Il business dell’esperienza assoluta
L’evoluzione di questo segmento commerciale non nasce da un’intuizione improvvisa, quanto invece da una metamorfosi lenta del costume novecentesco. Coco Chanel, già nel 1919, intercetta il desiderio di assoluta leggerezza delle sue clienti offrendo una serie di capi leggeri pensati per i soggiorni a Biarritz, inaugurando di fatto il concetto moderno di sfilata Resort. Collezioni che si concretizzano in jersey fluidi, pantaloni a gamba larga e maglieria a righe, rubata allo stile marinai, abiti che nascono per abitare i ponti di transatlantici leggendari come la SS Normandie e per popolare le banchine del Lido di Venezia, dove la funzionalità sposa l’eleganza in maniera naturale. I celebri pigiami da spiaggia di Jean Patou e le creazioni balneari di Elsa Schiaparelli trasformeranno poi il guardaroba da viaggio in uno dei fulcri della sperimentazione sartoriale.

Le mete 2027: architetture e visioni in movimento
Il viaggio definisce sempre l’essenza di queste collezioni, e per questo motivo la scenografia è elemento narrativo fondante, capace di spiegare cosa sono le sfilate cruise e la loro storia. Matthieu Blazy guida Chanel verso le atmosfere de Le Casino Municipal di Biarritz – proprio dove Madame Cocò iniziò a presentare le sue collezioni resort. Su questa passerella il tweed si dissolve in vivaci righe d’ispirazione basca che increspano le gonne, accompagnato da immense ceste da spiaggia e bizzarri copritacchi pensati per camminare elegantemente sulla sabbia.

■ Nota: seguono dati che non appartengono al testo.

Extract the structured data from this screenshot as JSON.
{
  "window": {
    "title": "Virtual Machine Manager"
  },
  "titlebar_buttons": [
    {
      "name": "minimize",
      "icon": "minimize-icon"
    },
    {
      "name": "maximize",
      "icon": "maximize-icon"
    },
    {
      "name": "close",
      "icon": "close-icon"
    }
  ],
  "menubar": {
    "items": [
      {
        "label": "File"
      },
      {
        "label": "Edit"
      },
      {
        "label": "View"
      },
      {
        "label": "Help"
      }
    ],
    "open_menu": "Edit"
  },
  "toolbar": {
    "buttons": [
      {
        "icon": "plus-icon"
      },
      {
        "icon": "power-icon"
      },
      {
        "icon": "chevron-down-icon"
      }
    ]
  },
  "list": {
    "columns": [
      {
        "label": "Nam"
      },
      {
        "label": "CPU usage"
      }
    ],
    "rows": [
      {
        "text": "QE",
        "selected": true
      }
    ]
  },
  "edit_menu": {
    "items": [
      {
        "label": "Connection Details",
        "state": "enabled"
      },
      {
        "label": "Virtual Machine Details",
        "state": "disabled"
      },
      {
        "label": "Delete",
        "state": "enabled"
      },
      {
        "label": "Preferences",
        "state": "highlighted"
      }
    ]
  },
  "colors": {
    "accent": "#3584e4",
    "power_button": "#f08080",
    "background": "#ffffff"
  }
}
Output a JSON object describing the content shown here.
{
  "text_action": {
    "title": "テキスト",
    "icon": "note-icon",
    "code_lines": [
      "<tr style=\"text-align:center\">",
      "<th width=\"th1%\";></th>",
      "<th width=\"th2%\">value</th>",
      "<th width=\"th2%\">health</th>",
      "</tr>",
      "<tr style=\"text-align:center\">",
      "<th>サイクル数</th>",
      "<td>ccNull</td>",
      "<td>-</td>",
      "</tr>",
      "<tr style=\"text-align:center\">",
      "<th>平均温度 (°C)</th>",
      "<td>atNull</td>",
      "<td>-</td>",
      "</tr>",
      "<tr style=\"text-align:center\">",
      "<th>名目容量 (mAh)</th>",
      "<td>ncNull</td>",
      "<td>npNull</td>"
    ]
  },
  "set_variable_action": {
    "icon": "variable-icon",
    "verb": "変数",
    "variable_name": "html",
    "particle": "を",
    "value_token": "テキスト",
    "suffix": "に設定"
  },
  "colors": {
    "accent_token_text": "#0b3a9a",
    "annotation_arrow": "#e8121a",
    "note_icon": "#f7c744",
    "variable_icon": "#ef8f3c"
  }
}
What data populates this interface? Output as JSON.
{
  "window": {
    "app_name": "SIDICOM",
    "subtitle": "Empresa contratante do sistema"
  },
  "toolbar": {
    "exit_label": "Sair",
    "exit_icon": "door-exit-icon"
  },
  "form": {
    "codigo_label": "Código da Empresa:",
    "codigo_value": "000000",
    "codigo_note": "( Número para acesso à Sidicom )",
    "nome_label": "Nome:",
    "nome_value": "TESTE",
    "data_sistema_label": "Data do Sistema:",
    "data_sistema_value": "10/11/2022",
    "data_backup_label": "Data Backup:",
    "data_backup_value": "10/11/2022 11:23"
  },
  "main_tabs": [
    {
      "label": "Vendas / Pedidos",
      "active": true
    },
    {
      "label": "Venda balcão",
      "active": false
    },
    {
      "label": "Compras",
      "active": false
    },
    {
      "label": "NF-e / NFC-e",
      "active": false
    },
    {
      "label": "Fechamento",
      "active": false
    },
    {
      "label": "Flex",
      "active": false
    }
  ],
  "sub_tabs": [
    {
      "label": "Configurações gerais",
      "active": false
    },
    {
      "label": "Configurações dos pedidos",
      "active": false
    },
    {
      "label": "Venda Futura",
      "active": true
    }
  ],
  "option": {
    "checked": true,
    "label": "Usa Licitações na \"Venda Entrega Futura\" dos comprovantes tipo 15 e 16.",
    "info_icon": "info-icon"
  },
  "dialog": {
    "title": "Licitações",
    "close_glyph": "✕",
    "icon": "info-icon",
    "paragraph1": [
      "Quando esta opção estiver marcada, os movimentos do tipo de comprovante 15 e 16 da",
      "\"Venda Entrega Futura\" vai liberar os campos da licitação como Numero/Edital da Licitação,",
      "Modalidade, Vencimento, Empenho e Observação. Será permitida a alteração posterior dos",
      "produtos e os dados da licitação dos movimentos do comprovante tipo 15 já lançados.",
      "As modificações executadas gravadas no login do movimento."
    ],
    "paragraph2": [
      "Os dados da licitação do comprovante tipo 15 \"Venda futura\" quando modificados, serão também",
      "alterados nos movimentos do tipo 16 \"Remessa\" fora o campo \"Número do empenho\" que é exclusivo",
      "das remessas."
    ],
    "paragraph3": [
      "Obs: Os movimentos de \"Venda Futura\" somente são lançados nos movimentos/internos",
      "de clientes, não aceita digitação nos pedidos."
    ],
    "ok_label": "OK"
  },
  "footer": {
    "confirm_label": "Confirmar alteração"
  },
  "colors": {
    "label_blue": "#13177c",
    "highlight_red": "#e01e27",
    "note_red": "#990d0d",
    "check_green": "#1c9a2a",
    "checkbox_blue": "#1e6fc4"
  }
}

L’estetica hollywoodiana plasma invece le forme scultoree ideate da Jonathan Anderson per Dior al Los Angeles County Museum of Art, il fascino del cinema noir si mescola a esplosioni pittoriche di papaveri californiani, mentre una giacca di alta moda indossata da Marlene Dietrich nel 1949 detta il ritmo di una linea dal peso archivistico imponente.

Gucci e Louis Vuitton
Il caos visivo di Times Square accoglie il nuovo corso di Gucci firmato Demna, fondendo codici familiari e attitudine ribelle tra gessati rigorosi, denim rilassato e pelle oversize. La città di New York agisce da filtro spietato, la stessa lente che Nicolas Ghesquière utilizza per Louis Vuitton tra le mura storiche della Frick Collection. Qui, il guardaroba eleva la cultura pop a linguaggio autorevole e profondamente lussuoso; una valigia anni Trenta reinterpretata da Keith Haring riversa la sua carica grafica su abiti fittamente chiusi da zip e giacche racing dalle spalle esagerate.

Viaggi da sogno rivelano l’essenza stessa dell’industria del desiderio contemporanea, un’estetica che sussurra costanti promesse di evasione, tessendone le narrazioni visive per trasportare il pubblico dall’altra parte del globo terrestre, ribadendo una verità fondamentale: l’abito perfetto, rimane quello capace di far sognare ad occhi aperti.